Helpful Link: https://pandas.pydata.org/pandas-docs/stable/reference/api/pandas.DataFrame.plot.line.html

**Question 7:** Were PTER rates high during the Great Recession (that is to say, were PTER rates particularly high in the years 2008 through 2011)? Assign highPTER to True if you think PTER rates were high in this period, and False if you think they weren't.

# 4. Scatter Plots 

A **scatter plot** depicts the relationship between two variables on a rectangular coordinate system, where each axis corresponds to one variable.
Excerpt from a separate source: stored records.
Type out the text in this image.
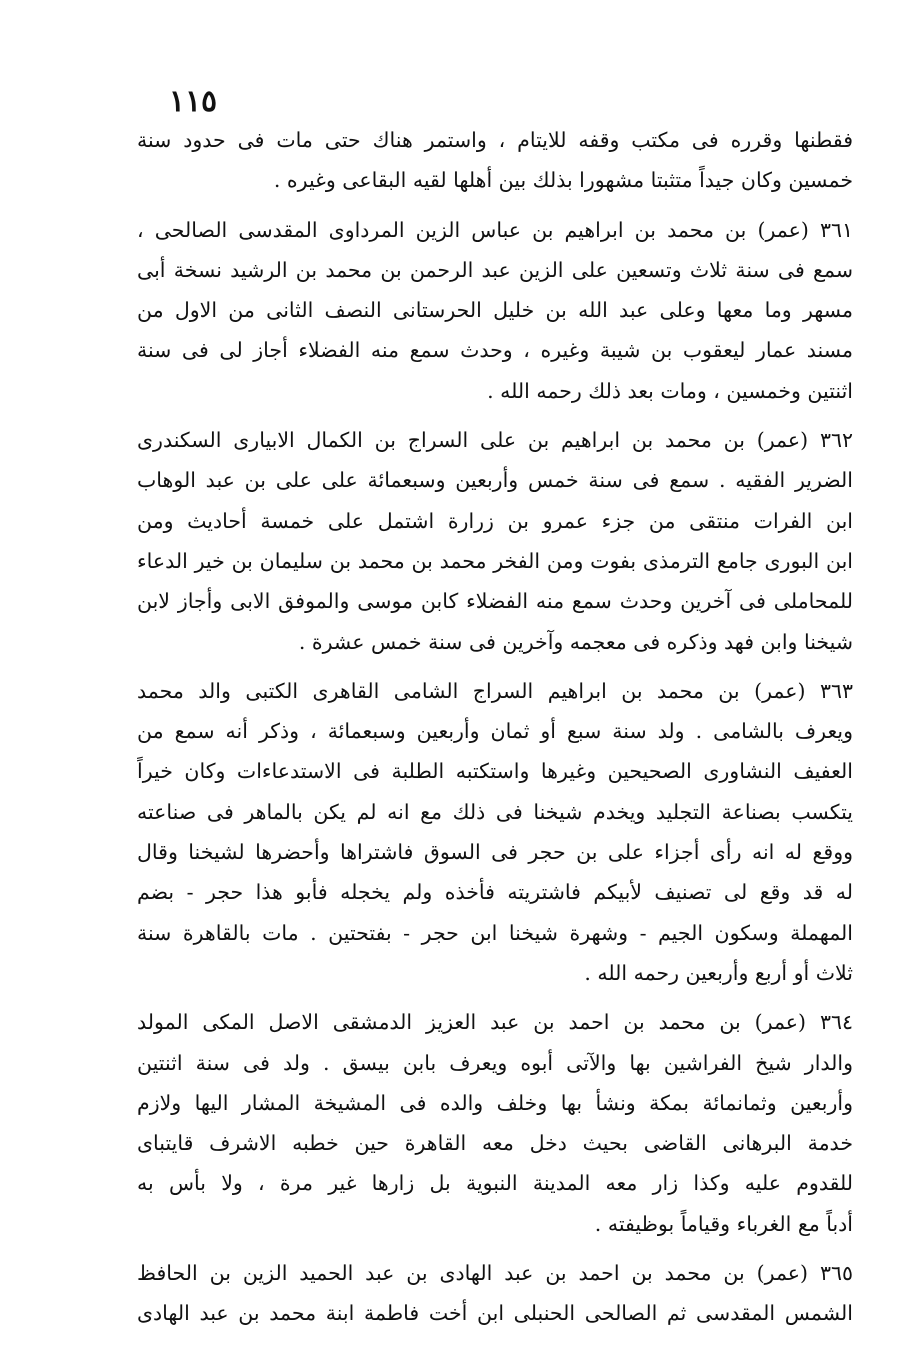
١١٥
فقطنها وقرره فى مكتب وقفه للايتام ، واستمر هناك حتى مات فى حدود سنة
خمسين وكان جيداً متثبتا مشهورا بذلك بين أهلها لقيه البقاعى وغيره .
٣٦١ (عمر) بن محمد بن ابراهيم بن عباس الزين المرداوى المقدسى الصالحى ،
سمع فى سنة ثلاث وتسعين على الزين عبد الرحمن بن محمد بن الرشيد نسخة أبى
مسهر وما معها وعلى عبد الله بن خليل الحرستانى النصف الثانى من الاول من
مسند عمار ليعقوب بن شيبة وغيره ، وحدث سمع منه الفضلاء أجاز لى فى سنة
اثنتين وخمسين ، ومات بعد ذلك رحمه الله .
٣٦٢ (عمر) بن محمد بن ابراهيم بن على السراج بن الكمال الابيارى السكندرى
الضرير الفقيه . سمع فى سنة خمس وأربعين وسبعمائة على على بن عبد الوهاب
ابن الفرات منتقى من جزء عمرو بن زرارة اشتمل على خمسة أحاديث ومن
ابن البورى جامع الترمذى بفوت ومن الفخر محمد بن محمد بن سليمان بن خير الدعاء
للمحاملى فى آخرين وحدث سمع منه الفضلاء كابن موسى والموفق الابى وأجاز لابن
شيخنا وابن فهد وذكره فى معجمه وآخرين فى سنة خمس عشرة .
٣٦٣ (عمر) بن محمد بن ابراهيم السراج الشامى القاهرى الكتبى والد محمد
ويعرف بالشامى . ولد سنة سبع أو ثمان وأربعين وسبعمائة ، وذكر أنه سمع من
العفيف النشاورى الصحيحين وغيرها واستكتبه الطلبة فى الاستدعاءات وكان خيراً
يتكسب بصناعة التجليد ويخدم شيخنا فى ذلك مع انه لم يكن بالماهر فى صناعته
ووقع له انه رأى أجزاء على بن حجر فى السوق فاشتراها وأحضرها لشيخنا وقال
له قد وقع لى تصنيف لأبيكم فاشتريته فأخذه ولم يخجله فأبو هذا حجر - بضم
المهملة وسكون الجيم - وشهرة شيخنا ابن حجر - بفتحتين . مات بالقاهرة سنة
ثلاث أو أربع وأربعين رحمه الله .
٣٦٤ (عمر) بن محمد بن احمد بن عبد العزيز الدمشقى الاصل المكى المولد
والدار شيخ الفراشين بها والآتى أبوه ويعرف بابن بيسق . ولد فى سنة اثنتين
وأربعين وثمانمائة بمكة ونشأ بها وخلف والده فى المشيخة المشار اليها ولازم
خدمة البرهانى القاضى بحيث دخل معه القاهرة حين خطبه الاشرف قايتباى
للقدوم عليه وكذا زار معه المدينة النبوية بل زارها غير مرة ، ولا بأس به
أدباً مع الغرباء وقياماً بوظيفته .
٣٦٥ (عمر) بن محمد بن احمد بن عبد الهادى بن عبد الحميد الزين بن الحافظ
الشمس المقدسى ثم الصالحى الحنبلى ابن أخت فاطمة ابنة محمد بن عبد الهادى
Scatter plots are used for both quantitative and categorical data.

**NOTE:** Helpful rerefence: https://matplotlib.org/3.3.0/api/_as_gen/matplotlib.pyplot.scatter.html

We'll use the scatter plot for quantitative data right now.
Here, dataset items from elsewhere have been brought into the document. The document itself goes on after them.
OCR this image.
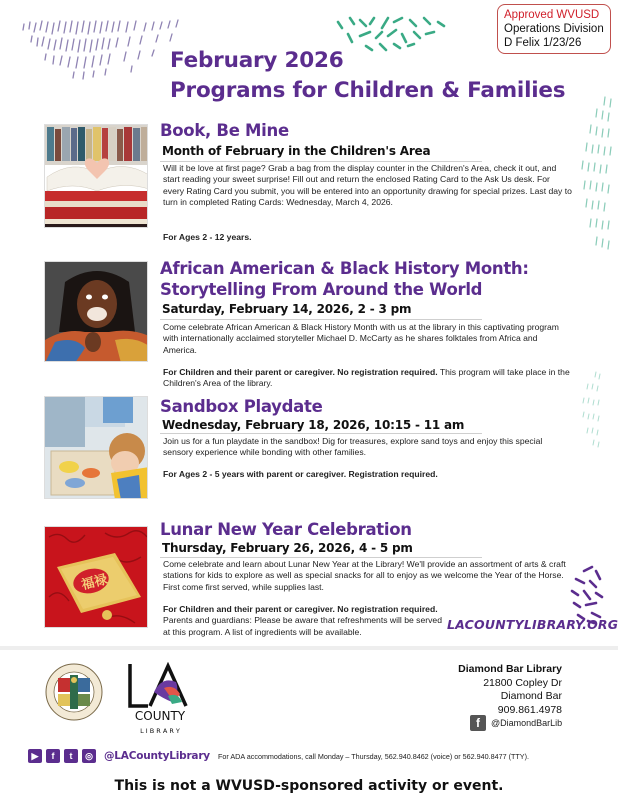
Approved WVUSD
Operations Division
D Felix 1/23/26
February 2026
Programs for Children & Families
Book, Be Mine
Month of February in the Children's Area
Will it be love at first page? Grab a bag from the display counter in the Children's Area, check it out, and start reading your sweet surprise! Fill out and return the enclosed Rating Card to the Ask Us desk. For every Rating Card you submit, you will be entered into an opportunity drawing for special prizes. Last day to turn in completed Rating Cards: Wednesday, March 4, 2026.
For Ages 2 - 12 years.
African American & Black History Month:
Storytelling From Around the World
Saturday, February 14, 2026, 2 - 3 pm
Come celebrate African American & Black History Month with us at the library in this captivating program with internationally acclaimed storyteller Michael D. McCarty as he shares folktales from Africa and America.
For Children and their parent or caregiver. No registration required. This program will take place in the Children's Area of the library.
Sandbox Playdate
Wednesday, February 18, 2026, 10:15 - 11 am
Join us for a fun playdate in the sandbox! Dig for treasures, explore sand toys and enjoy this special sensory experience while bonding with other families.
For Ages 2 - 5 years with parent or caregiver. Registration required.
福禄
Lunar New Year Celebration
Thursday, February 26, 2026, 4 - 5 pm
Come celebrate and learn about Lunar New Year at the Library! We'll provide an assortment of arts & craft stations for kids to explore as well as special snacks for all to enjoy as we welcome the Year of the Horse. First come first served, while supplies last.
For Children and their parent or caregiver. No registration required. Parents and guardians: Please be aware that refreshments will be served at this program. A list of ingredients will be available.	LACOUNTYLIBRARY.ORG
COUNTY
L I B R A R Y
Diamond Bar Library
21800 Copley Dr
Diamond Bar
909.861.4978
f @DiamondBarLib
▶	f	t	◎ @LACountyLibrary For ADA accommodations, call Monday – Thursday, 562.940.8462 (voice) or 562.940.8477 (TTY).
This is not a WVUSD-sponsored activity or event.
The data set we'll use is the titanic.

In [20]:
titanic = pd.read_csv("titanic.csv")
print(titanic.shape)
print(titanic.dtypes)

Let's create a scatter plot compare the 'Age' of a passenger to their 'Fare.'

We'll begin by creating a subtable with the columns 'Age' and 'Fare.'

In [7]:
age_fare_table = titanic.filter(items = ['Age', 'Fare'])

age_fare_table

Notice that some of the rows have null or **NaN** values. There are two things we can do when dealing with these values:
    
   1) Replace the NaN values with a value using the **`.isna()`**
    
   2) Drop the rows that have them using **`.dropna()`**
    
We'll be doing the latter first.

In [8]:
age_fare_table = age_fare_table.dropna()
age_fare_table

Now let's get to scattering. 

First, store each column in an array.

Next, scatter the values

In [16]:
age = age_fare_table['Age'].values
fare= age_fare_table['Fare'].values

plt.scatter(age, fare, c='red', alpha=0.5)
plt.title('Age and Fare Correlation')
plt.xlabel('Age')
plt.ylabel('Fare')
plt.show()

**Question:** Take a look at the original table columns. Is there a better column we can compare the 'Fare' with ? Is there a better column we can compare the 'Age' with ? Explain why or why not below.

In [21]:
explanation3 = " "
explanation3

' '

**Question:** Find the average age of the 'Age' column in the first `age_fare_table` (the one with NaN values). Using the **`.isna()`** function, fill the `age_fare_table` **NaN** values with the average age of the 'Age' column. Finally, created a scatter plot based on filled table.